Dead End Job: A Louisa Hallstrom Novel(20)

By: Ingrid Reinke


“Um, OK,” he replied, awkwardly. The detective then shuffled back a few inches and gestured towards the opened door, indicating that I should squeeze past him and out into the hall. I got up, and careful not to brush against his large frame, gingerly scooted out the door and into the hallway, where he showed me to the ladies’ room. He waited for me outside while I took care of that second cup of coffee.

When I came out, the detective motioned me a bit further down the hallway to and over to a large, industrial-looking elevator where we descended to a floor marked with a large “L,” for Lab, which I discovered was just as cold and bland as the interrogation room that we had come from. There, a kind-looking middle-aged black woman entered the room and introduced herself as Shelly. Her attire consisted of non-descript navy blue pants and a navy polo shirt, and she didn’t look at all scientific except for the fact that she was wearing rubber gloves and a pair of laboratory goggles that made her eyes look cartoonish-ly enormous. Detective Schreck left the room, and seconds later I saw a flicker as the light in an adjacent room was switched on. Although his massive frame was barely noticeable through a heavily-tinted glass wall, I could see that the detective had gone to the room adjacent to observe the procedure.

Shelly, who was unfazed, went about her business turning off the fluorescent ceiling light in the small room and switching on what appeared to be a long, portable, black light which was attached to an extension cord plugged into the wall a few feet away. I was nervous and felt fidgety, and I wanted to ask one hundred questions about the procedure, but instead I clenched my jaw and took a deep breath, forcing myself to avoid glancing up at either Shelly or in the direction of the tinted window that housed the massive frame of Detective Schreck. Unsure of how to act during a microscopic blood test, I decided that it was the best idea to maintain a professional demeanor as Shelly passed the light over my face, moving slowly and methodically, down over my arms, hands, torso each of my ears and my head. No big deal, just a teeny weeny little lab test to make sure I didn’t murder anyone, I told myself, as I was struggling to get my emotions firmly under control. I was unconsciously holding my breath, and found myself somewhere between self-asphyxiation and bursting out laughing at the mixture of stress and ridiculousness of my predicament, even though the entire experience was feeling more and more invasive, like an involuntary, semi-public pap smear. I somehow was able to talk myself into taking a deep breath as Shelly efficiently lifted up my hair to wave the light over my neck and under my arms while I stood in various positions (arms up, arms down, turn to the left, etc). I bit down hard on my front lip and managed to keep breathing, albeit unevenly, as she also had me hold each position for several, uncomfortable seconds while she snapped multiple pictures of each area, expertly wielding a small digital camera. After what seemed like an eternity, she finally switched off the blue light and turned on the fluorescent light on again.

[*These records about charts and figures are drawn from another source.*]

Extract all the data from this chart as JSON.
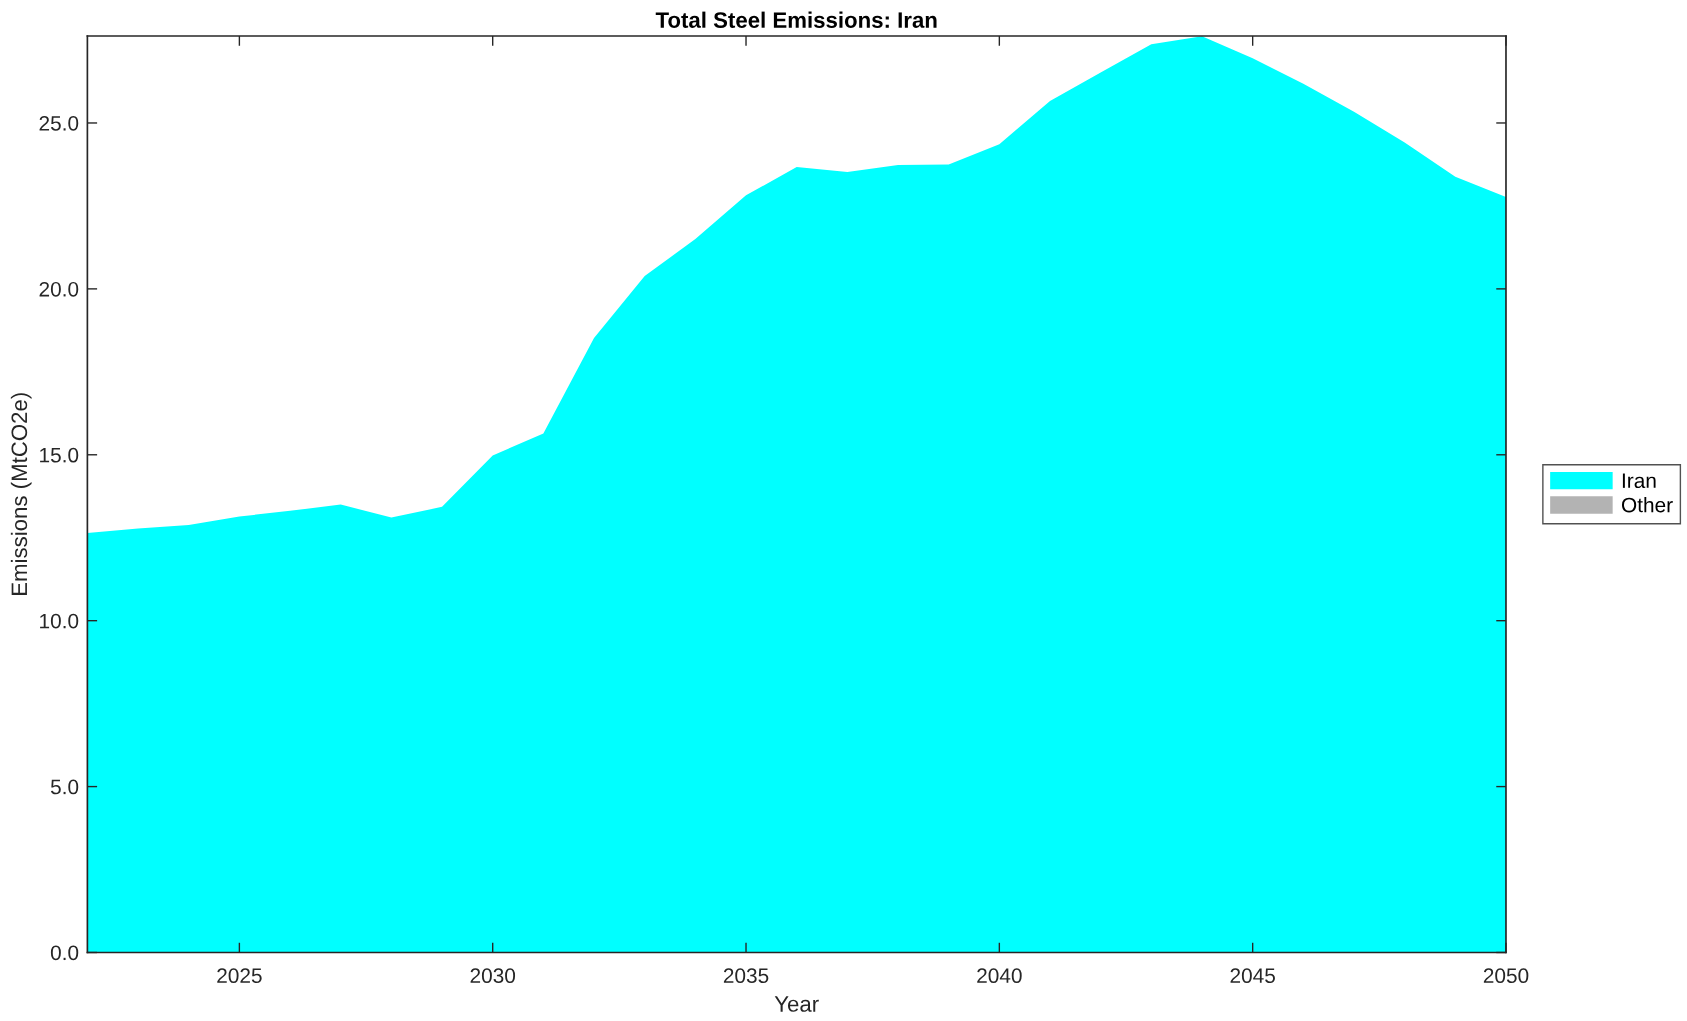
{
  "chart_data": {
    "type": "area",
    "title": "Total Steel Emissions: Iran",
    "xlabel": "Year",
    "ylabel": "Emissions (MtCO2e)",
    "x": [
      2022,
      2023,
      2024,
      2025,
      2026,
      2027,
      2028,
      2029,
      2030,
      2031,
      2032,
      2033,
      2034,
      2035,
      2036,
      2037,
      2038,
      2039,
      2040,
      2041,
      2042,
      2043,
      2044,
      2045,
      2046,
      2047,
      2048,
      2049,
      2050
    ],
    "series": [
      {
        "name": "Iran",
        "color": "#00ffff",
        "values": [
          12.64,
          12.78,
          12.88,
          13.14,
          13.31,
          13.5,
          13.11,
          13.43,
          14.98,
          15.64,
          18.52,
          20.39,
          21.5,
          22.82,
          23.67,
          23.52,
          23.73,
          23.75,
          24.36,
          25.66,
          26.52,
          27.37,
          27.61,
          26.95,
          26.18,
          25.34,
          24.41,
          23.38,
          22.77
        ]
      },
      {
        "name": "Other",
        "color": "#b3b3b3",
        "values": [
          null,
          null,
          null,
          null,
          null,
          null,
          null,
          null,
          null,
          null,
          null,
          null,
          null,
          null,
          null,
          null,
          null,
          null,
          null,
          null,
          null,
          null,
          null,
          null,
          null,
          null,
          null,
          null,
          null
        ]
      }
    ],
    "legend": "right",
    "xlim": [
      2022,
      2050
    ],
    "ylim": [
      0,
      27.62
    ],
    "xticks": [
      2025,
      2030,
      2035,
      2040,
      2045,
      2050
    ],
    "yticks": [
      {
        "value": 0,
        "label": "0.0"
      },
      {
        "value": 5,
        "label": "5.0"
      },
      {
        "value": 10,
        "label": "10.0"
      },
      {
        "value": 15,
        "label": "15.0"
      },
      {
        "value": 20,
        "label": "20.0"
      },
      {
        "value": 25,
        "label": "25.0"
      }
    ]
  }
}
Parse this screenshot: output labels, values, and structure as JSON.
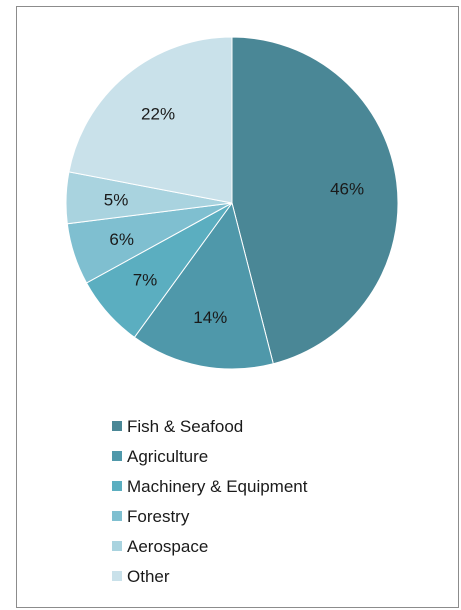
{
  "chart_data": {
    "type": "pie",
    "title": "",
    "start_angle_deg": 0,
    "direction": "clockwise",
    "legend_position": "bottom",
    "slices": [
      {
        "name": "Fish & Seafood",
        "value": 46,
        "label": "46%",
        "color": "#4a8796"
      },
      {
        "name": "Agriculture",
        "value": 14,
        "label": "14%",
        "color": "#4f98aa"
      },
      {
        "name": "Machinery & Equipment",
        "value": 7,
        "label": "7%",
        "color": "#5baec0"
      },
      {
        "name": "Forestry",
        "value": 6,
        "label": "6%",
        "color": "#7fbfd0"
      },
      {
        "name": "Aerospace",
        "value": 5,
        "label": "5%",
        "color": "#a9d3df"
      },
      {
        "name": "Other",
        "value": 22,
        "label": "22%",
        "color": "#c9e1ea"
      }
    ]
  }
}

“You can relax now, my dear, we’re all done,” she said in a motherly tone.

She flipped the light back on while Detective Schreck got up from his chair and made his way back into the lab. He looked at Shelly expectantly, ignoring me. Shelly looked up from her paperwork at him, and shaking her head, said, “She’s all clear, Gary. Not a speck of blood showed up on the light test. I’ll give you my full report tomorrow morning.”

Whoo, Lord. I must have been holding my breath through the entire process because when Shelly spoke, I exhaled suddenly, and felt more than a little bit dizzy. Because he wasn’t going to collect any useful evidence against me, the detective, naturally, looked disappointed. He escorted me back to the elevator and up to the interrogation room rather silently, gestured that I should go in, shut the door behind me and left without a word. Feeling much better than before, I waited around by myself in the cold room for what seemed like another hour or so. Someone had brought my bag into the room and left it (I was hoping it was Rocky), so I played a mindless game on my cell phone until Detective Wang finally entered the room, carrying a one page document.

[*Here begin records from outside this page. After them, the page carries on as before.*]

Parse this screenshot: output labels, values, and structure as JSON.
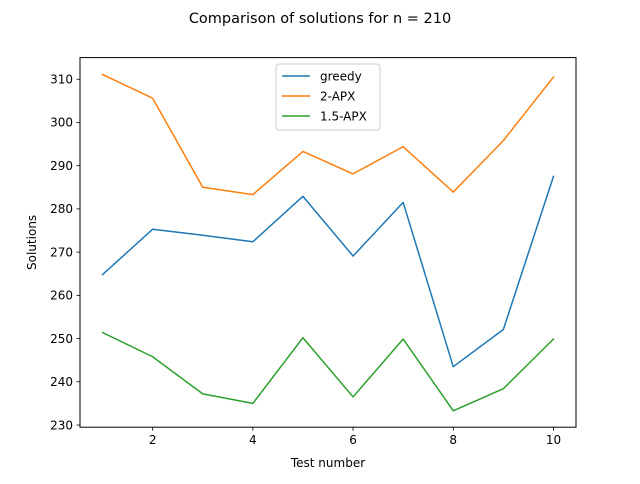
{
  "chart_data": {
    "type": "line",
    "title": "Comparison of solutions for n = 210",
    "xlabel": "Test number",
    "ylabel": "Solutions",
    "x": [
      1,
      2,
      3,
      4,
      5,
      6,
      7,
      8,
      9,
      10
    ],
    "xlim": [
      0.55,
      10.45
    ],
    "ylim": [
      229.5,
      315.0
    ],
    "xticks": [
      2,
      4,
      6,
      8,
      10
    ],
    "yticks": [
      230,
      240,
      250,
      260,
      270,
      280,
      290,
      300,
      310
    ],
    "grid": false,
    "legend_position": "top-center",
    "series": [
      {
        "name": "greedy",
        "color": "#1f77b4",
        "values": [
          264.8,
          275.3,
          273.9,
          272.4,
          282.9,
          269.1,
          281.5,
          243.5,
          252.1,
          287.5
        ]
      },
      {
        "name": "2-APX",
        "color": "#ff7f0e",
        "values": [
          311.1,
          305.6,
          285.0,
          283.3,
          293.3,
          288.1,
          294.4,
          283.9,
          295.8,
          310.5
        ]
      },
      {
        "name": "1.5-APX",
        "color": "#2ca02c",
        "values": [
          251.4,
          245.8,
          237.2,
          235.0,
          250.2,
          236.5,
          249.9,
          233.3,
          238.4,
          249.9
        ]
      }
    ]
  }
}
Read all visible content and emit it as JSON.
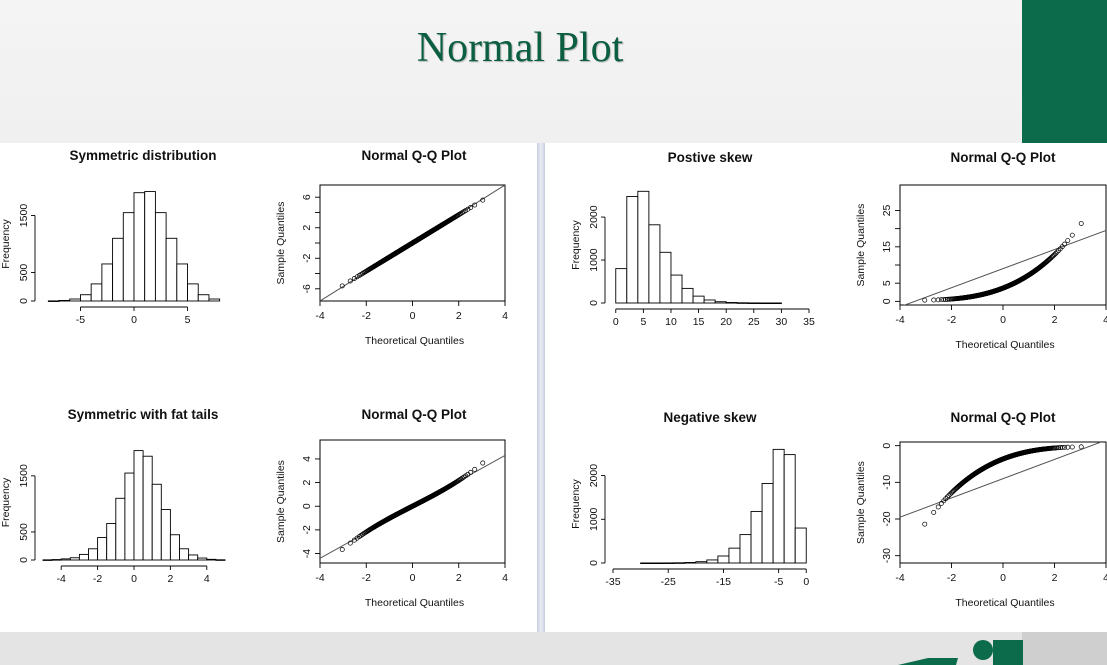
{
  "slide": {
    "title": "Normal Plot",
    "accent_color": "#0b6b4a"
  },
  "chart_data": [
    {
      "type": "bar",
      "title": "Symmetric distribution",
      "xlabel": "",
      "ylabel": "Frequency",
      "bin_edges": [
        -8,
        -7,
        -6,
        -5,
        -4,
        -3,
        -2,
        -1,
        0,
        1,
        2,
        3,
        4,
        5,
        6,
        7,
        8
      ],
      "values": [
        2,
        10,
        35,
        110,
        300,
        650,
        1100,
        1550,
        1900,
        1920,
        1550,
        1100,
        650,
        300,
        110,
        35,
        10
      ],
      "xticks": [
        -5,
        0,
        5
      ],
      "yticks": [
        0,
        500,
        1500
      ],
      "xlim": [
        -8.5,
        8.5
      ],
      "ylim": [
        0,
        2000
      ]
    },
    {
      "type": "scatter",
      "title": "Normal Q-Q Plot",
      "xlabel": "Theoretical Quantiles",
      "ylabel": "Sample Quantiles",
      "shape": "linear",
      "x_range": [
        -3.8,
        3.8
      ],
      "y_range": [
        -7.0,
        7.2
      ],
      "reference_line": [
        [
          -4,
          -7.6
        ],
        [
          4,
          7.6
        ]
      ],
      "xticks": [
        -4,
        -2,
        0,
        2,
        4
      ],
      "yticks": [
        -6,
        -2,
        2,
        6
      ],
      "yticks_minor": [
        -4,
        0,
        4
      ],
      "xlim": [
        -4,
        4
      ],
      "ylim": [
        -7.6,
        7.6
      ]
    },
    {
      "type": "bar",
      "title": "Postive skew",
      "xlabel": "",
      "ylabel": "Frequency",
      "bin_edges": [
        0,
        2,
        4,
        6,
        8,
        10,
        12,
        14,
        16,
        18,
        20,
        22,
        24,
        26,
        28,
        30,
        32,
        34
      ],
      "values": [
        800,
        2480,
        2600,
        1820,
        1180,
        650,
        340,
        160,
        70,
        30,
        12,
        5,
        2,
        1,
        1,
        0,
        0
      ],
      "xticks": [
        0,
        5,
        10,
        15,
        20,
        25,
        30,
        35
      ],
      "yticks": [
        0,
        1000,
        2000
      ],
      "xlim": [
        -0.5,
        35
      ],
      "ylim": [
        0,
        2700
      ]
    },
    {
      "type": "scatter",
      "title": "Normal Q-Q Plot",
      "xlabel": "Theoretical Quantiles",
      "ylabel": "Sample Quantiles",
      "shape": "convex",
      "x_range": [
        -3.9,
        3.9
      ],
      "y_range": [
        0.3,
        31
      ],
      "reference_line": [
        [
          -4,
          -1.5
        ],
        [
          4,
          19.5
        ]
      ],
      "xticks": [
        -4,
        -2,
        0,
        2,
        4
      ],
      "yticks": [
        0,
        5,
        15,
        25
      ],
      "yticks_minor": [
        10,
        20
      ],
      "xlim": [
        -4,
        4
      ],
      "ylim": [
        -1,
        32
      ]
    },
    {
      "type": "bar",
      "title": "Symmetric with fat tails",
      "xlabel": "",
      "ylabel": "Frequency",
      "bin_edges": [
        -5,
        -4.5,
        -4,
        -3.5,
        -3,
        -2.5,
        -2,
        -1.5,
        -1,
        -0.5,
        0,
        0.5,
        1,
        1.5,
        2,
        2.5,
        3,
        3.5,
        4,
        4.5,
        5
      ],
      "values": [
        3,
        8,
        20,
        40,
        100,
        200,
        400,
        650,
        1100,
        1550,
        1950,
        1850,
        1350,
        900,
        450,
        200,
        90,
        35,
        12,
        4
      ],
      "xticks": [
        -4,
        -2,
        0,
        2,
        4
      ],
      "yticks": [
        0,
        500,
        1500
      ],
      "xlim": [
        -5,
        5
      ],
      "ylim": [
        0,
        2050
      ]
    },
    {
      "type": "scatter",
      "title": "Normal Q-Q Plot",
      "xlabel": "Theoretical Quantiles",
      "ylabel": "Sample Quantiles",
      "shape": "fat-tailed",
      "x_range": [
        -3.8,
        3.9
      ],
      "y_range": [
        -4.4,
        5.4
      ],
      "reference_line": [
        [
          -4,
          -4.4
        ],
        [
          4,
          4.3
        ]
      ],
      "xticks": [
        -4,
        -2,
        0,
        2,
        4
      ],
      "yticks": [
        -4,
        -2,
        0,
        2,
        4
      ],
      "xlim": [
        -4,
        4
      ],
      "ylim": [
        -4.8,
        5.6
      ]
    },
    {
      "type": "bar",
      "title": "Negative skew",
      "xlabel": "",
      "ylabel": "Frequency",
      "bin_edges": [
        -34,
        -32,
        -30,
        -28,
        -26,
        -24,
        -22,
        -20,
        -18,
        -16,
        -14,
        -12,
        -10,
        -8,
        -6,
        -4,
        -2,
        0
      ],
      "values": [
        0,
        0,
        1,
        1,
        2,
        5,
        12,
        30,
        70,
        160,
        340,
        650,
        1180,
        1820,
        2600,
        2480,
        800
      ],
      "xticks": [
        -35,
        -25,
        -15,
        -5,
        0
      ],
      "yticks": [
        0,
        1000,
        2000
      ],
      "xlim": [
        -35,
        0.5
      ],
      "ylim": [
        0,
        2700
      ]
    },
    {
      "type": "scatter",
      "title": "Normal Q-Q Plot",
      "xlabel": "Theoretical Quantiles",
      "ylabel": "Sample Quantiles",
      "shape": "concave",
      "x_range": [
        -3.9,
        3.9
      ],
      "y_range": [
        -31,
        -0.3
      ],
      "reference_line": [
        [
          -4,
          -19.5
        ],
        [
          4,
          1.5
        ]
      ],
      "xticks": [
        -4,
        -2,
        0,
        2,
        4
      ],
      "yticks": [
        0,
        -10,
        -20,
        -30
      ],
      "xlim": [
        -4,
        4
      ],
      "ylim": [
        -32,
        1
      ]
    }
  ]
}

“Ms. Hallstrom,” she said formally, “this is your statement based on the information you gave us this morning. I would like you to review the document for accuracy, including your full name and address, and sign here at the bottom.”

She slid the paper across the table and stood over me while I tried to read through the description of the morning’s events. I was doing my best to concentrate on the words in the statement, but Detective Wang’s sudden reappearance shot my anxiety back up to critical mass, so my nerves were totally fried. It didn’t help that as I was trying to make sense of the statement, Detective Wang hovered over me, glaring. I knew it was stupid to sign something as important as this without fully understanding it, but no matter how hard I tried, I couldn’t wrap my brain around the words on the page. Wanting to just get the hell out of there, I gulped down the bile rising in my throat, hoped that everything would be fine and signed the document. Probably shouldn’t have done that Louisa, said the rational part of my mind. Too late. Detective Wang snatched up the paper, quickly folded it into thirds and held it tightly in to her breast as she spoke.